Trafigura confirms LNG-import terminal plans for Teesside

Commodities giant Trafigura plans to reopen Teesside Gas Port to LNG imports and has taken on a long-term lease from landowner PD Ports. The two companies are working to secure permits for the project, aiming to receive the first shipments next summer and positioning the northeast terminal as a UK energy hub.

Reports suggest that Trafigura will invest US$30 million in recommissioning the terminal. A spokeswoman for Trafigura has confirmed the plan to LNG World Shipping but declined to discuss the project in detail.

Analysts say Trafigura is cashing in on falling LNG prices and reducing its exposure to the downturn in demand for coal. The company plans to invest in other LNG terminals. “We’re interested in having more infrastructure, both in Europe and around the world,” Trafigura head of LNG trading Hadi Hallouche told the Financial Times.

Trafigura may also position Teesside as European gateway for US LNG exports. “Given the growth in volumes globally and the flexibility of US supplies, it is likely that LNG shipped from the US will make up the lion’s share,” Mr Hallouche told the FT.

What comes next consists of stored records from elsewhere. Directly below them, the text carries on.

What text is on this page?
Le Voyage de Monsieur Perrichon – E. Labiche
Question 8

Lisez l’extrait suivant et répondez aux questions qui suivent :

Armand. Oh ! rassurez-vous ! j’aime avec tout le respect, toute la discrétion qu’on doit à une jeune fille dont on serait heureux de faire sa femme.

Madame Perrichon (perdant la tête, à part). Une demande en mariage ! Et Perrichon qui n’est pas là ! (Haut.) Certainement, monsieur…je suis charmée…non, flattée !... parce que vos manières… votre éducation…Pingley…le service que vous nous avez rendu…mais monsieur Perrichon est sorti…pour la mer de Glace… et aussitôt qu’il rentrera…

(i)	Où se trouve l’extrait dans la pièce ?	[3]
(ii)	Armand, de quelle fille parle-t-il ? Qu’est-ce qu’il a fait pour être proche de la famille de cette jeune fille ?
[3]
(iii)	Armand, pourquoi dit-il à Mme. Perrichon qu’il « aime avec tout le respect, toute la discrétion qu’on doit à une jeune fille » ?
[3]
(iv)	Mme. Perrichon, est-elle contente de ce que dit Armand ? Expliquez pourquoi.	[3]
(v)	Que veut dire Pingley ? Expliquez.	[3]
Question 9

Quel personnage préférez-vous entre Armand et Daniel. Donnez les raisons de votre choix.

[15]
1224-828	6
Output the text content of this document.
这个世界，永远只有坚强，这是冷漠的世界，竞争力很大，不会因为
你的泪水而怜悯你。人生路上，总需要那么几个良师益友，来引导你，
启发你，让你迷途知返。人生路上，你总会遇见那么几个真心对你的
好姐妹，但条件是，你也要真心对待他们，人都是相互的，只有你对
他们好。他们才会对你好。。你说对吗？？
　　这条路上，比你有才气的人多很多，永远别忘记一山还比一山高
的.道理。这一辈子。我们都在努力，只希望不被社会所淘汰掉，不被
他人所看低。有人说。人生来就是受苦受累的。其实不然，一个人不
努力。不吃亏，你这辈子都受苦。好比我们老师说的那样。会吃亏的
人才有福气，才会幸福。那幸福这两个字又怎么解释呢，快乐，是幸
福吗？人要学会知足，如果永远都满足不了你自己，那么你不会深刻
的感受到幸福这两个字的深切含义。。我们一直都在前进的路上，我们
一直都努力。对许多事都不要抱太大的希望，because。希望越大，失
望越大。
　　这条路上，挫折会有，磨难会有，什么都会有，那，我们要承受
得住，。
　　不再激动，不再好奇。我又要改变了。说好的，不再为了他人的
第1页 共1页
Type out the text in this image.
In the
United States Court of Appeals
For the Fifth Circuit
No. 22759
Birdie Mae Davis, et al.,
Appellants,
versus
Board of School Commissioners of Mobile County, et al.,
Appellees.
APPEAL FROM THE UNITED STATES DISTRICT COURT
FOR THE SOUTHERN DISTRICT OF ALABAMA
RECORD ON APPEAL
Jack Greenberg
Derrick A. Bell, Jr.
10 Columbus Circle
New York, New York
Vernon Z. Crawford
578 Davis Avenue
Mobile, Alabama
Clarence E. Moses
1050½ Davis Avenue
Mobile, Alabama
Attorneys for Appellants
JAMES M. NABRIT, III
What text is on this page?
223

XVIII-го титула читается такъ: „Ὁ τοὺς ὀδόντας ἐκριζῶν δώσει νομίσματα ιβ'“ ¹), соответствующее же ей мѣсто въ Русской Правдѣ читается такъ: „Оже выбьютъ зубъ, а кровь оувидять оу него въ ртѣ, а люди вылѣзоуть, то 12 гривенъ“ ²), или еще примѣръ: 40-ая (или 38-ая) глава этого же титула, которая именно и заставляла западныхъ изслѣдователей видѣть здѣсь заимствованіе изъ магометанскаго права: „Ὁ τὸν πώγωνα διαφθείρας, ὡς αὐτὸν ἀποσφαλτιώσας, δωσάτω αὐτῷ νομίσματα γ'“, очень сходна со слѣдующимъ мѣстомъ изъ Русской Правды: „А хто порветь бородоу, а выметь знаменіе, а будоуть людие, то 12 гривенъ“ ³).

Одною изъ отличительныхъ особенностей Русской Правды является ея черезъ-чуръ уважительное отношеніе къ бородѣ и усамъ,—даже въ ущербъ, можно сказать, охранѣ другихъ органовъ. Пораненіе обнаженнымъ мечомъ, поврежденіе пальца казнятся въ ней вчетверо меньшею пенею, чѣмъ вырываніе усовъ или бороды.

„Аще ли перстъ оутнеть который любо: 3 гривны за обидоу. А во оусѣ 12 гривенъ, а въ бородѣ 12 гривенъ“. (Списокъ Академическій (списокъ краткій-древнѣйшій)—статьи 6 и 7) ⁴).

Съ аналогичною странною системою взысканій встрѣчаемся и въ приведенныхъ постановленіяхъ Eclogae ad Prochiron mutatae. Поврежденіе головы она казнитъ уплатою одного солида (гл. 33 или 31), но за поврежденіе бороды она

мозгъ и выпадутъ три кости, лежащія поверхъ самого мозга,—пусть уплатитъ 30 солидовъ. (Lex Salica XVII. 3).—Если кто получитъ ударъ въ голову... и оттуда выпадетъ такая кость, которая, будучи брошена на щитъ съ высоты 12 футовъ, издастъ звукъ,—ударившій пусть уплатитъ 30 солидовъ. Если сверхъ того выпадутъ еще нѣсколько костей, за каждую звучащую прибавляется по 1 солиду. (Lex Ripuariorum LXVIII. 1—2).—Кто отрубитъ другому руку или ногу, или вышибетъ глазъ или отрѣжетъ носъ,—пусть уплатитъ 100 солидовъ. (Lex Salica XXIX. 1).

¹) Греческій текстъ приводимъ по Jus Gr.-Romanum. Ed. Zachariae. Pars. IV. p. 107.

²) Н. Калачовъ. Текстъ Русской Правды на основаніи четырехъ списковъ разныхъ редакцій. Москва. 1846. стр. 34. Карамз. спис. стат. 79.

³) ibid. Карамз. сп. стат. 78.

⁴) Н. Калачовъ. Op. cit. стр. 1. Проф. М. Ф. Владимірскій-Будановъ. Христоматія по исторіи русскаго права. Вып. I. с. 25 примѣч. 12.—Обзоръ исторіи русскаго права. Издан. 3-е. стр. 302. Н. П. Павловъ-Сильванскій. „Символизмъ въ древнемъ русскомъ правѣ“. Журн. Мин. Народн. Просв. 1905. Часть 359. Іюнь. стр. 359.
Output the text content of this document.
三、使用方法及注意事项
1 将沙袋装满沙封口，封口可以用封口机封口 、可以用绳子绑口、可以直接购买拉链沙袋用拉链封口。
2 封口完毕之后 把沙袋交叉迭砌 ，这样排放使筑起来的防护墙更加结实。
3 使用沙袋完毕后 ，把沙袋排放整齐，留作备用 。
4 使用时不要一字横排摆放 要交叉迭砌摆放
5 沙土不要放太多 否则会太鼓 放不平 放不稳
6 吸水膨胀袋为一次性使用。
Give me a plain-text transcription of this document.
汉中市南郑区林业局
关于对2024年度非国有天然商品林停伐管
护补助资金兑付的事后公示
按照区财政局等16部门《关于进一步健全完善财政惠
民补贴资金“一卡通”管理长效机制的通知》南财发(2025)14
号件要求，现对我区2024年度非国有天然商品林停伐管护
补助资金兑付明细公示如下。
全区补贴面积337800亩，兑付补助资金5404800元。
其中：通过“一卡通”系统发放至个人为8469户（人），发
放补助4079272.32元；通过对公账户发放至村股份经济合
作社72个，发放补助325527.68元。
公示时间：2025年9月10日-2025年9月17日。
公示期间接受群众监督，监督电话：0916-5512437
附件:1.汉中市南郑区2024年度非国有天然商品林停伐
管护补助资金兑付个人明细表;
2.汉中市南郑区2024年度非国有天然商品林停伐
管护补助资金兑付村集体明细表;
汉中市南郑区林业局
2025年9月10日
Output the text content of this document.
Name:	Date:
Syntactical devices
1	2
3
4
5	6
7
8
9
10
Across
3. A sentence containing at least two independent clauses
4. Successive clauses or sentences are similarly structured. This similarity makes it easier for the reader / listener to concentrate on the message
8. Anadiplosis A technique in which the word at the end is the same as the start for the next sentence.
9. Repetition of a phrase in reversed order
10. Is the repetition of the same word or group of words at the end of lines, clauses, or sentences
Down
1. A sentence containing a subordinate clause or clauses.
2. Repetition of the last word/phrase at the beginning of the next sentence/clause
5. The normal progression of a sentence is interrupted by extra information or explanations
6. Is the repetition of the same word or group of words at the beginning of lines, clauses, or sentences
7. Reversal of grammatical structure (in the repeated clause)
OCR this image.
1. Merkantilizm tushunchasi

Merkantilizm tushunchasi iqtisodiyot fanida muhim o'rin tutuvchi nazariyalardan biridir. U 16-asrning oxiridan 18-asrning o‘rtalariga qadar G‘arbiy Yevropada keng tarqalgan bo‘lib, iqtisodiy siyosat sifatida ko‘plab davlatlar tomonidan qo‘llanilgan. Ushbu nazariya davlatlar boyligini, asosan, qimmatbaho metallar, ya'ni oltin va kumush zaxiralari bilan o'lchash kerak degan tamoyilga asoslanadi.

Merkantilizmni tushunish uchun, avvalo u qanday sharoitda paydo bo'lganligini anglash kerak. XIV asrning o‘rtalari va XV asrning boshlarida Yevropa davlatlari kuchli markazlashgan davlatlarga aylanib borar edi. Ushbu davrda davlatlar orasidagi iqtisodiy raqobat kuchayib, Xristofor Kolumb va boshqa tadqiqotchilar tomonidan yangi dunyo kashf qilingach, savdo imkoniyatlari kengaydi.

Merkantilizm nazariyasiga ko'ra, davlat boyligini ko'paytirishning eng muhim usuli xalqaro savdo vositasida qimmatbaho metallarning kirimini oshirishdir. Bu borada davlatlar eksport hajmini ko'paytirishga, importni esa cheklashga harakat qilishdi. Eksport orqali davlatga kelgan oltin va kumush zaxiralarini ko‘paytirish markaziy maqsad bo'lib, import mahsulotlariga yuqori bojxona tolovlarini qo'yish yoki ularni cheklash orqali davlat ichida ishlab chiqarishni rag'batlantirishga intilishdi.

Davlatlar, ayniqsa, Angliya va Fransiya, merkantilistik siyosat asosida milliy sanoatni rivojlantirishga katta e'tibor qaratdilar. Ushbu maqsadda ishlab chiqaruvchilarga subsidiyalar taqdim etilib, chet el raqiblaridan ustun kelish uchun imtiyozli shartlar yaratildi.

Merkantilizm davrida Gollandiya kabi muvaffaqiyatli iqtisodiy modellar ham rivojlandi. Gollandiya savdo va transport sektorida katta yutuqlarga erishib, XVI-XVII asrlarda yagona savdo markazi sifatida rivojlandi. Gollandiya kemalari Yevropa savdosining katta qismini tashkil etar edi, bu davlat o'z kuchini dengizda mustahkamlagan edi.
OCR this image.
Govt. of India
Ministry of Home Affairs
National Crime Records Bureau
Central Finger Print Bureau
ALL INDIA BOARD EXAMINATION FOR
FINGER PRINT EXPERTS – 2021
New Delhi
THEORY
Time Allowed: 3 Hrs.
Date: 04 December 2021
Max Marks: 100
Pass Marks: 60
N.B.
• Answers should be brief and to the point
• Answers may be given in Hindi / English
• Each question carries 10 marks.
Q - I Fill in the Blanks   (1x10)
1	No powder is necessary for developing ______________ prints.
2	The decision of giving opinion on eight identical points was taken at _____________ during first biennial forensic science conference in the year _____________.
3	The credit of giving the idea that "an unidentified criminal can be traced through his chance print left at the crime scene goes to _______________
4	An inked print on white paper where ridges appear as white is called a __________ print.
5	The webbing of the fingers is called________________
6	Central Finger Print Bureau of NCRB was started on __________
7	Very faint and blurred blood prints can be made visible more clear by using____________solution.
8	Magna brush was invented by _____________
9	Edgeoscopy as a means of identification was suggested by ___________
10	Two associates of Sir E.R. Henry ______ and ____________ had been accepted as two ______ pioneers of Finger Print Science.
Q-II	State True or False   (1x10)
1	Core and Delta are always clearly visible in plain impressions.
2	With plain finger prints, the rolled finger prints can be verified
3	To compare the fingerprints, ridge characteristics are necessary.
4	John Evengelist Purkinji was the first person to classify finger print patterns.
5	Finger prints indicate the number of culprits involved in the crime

“LNG infrastructure is coming down in cost, and liquidity in the LNG market is getting deeper, making these kinds of projects possible.”

US-based Excelerate Energy launched Teesside GasPort in 2007 as the world’s first dockside floating regasification project, receiving gas from a visiting floating storage and regasification unit (FSRU). The site near Middlesbrough delivered natural gas into the UK’s national transmission system, providing access to national balancing-point markets.

Teesside GasPort can handle LNG carriers up to 150,900m³. Excelerate boasted that it brought the project into service within a year of selecting the site and for 10 per cent of the cost of building a land-based LNG terminal. In reality, it received few shipments.

Excelerate closed the site in 2015, saying that the terminal had come “to the end of its commercially viable life”.

The UK’s three established LNG-import terminals – Grain LNG in Kent and South Wales’ South Hook and Dragon LNG terminals – can handle up to 35 million tonnes a year of LNG.

Teesside has long-held LNG ambitions. PD Ports has had talks with Saudi industrial giant Sabic about setting up an LNG-bunkering project in the UK northeast.

Shell has supplied occasional bunkers to LNG-fuelled ethylene carriers Coral Sticho and Coral Star on Teesside, using road tankers. Sabic was said to want to build a dedicated LNG-bunkering jetty for the two 4,700m³ gas carriers that it charters for North Sea ethylene distribution.

LNG World Shipping has invited PD Ports to discuss progress on the Sabic project.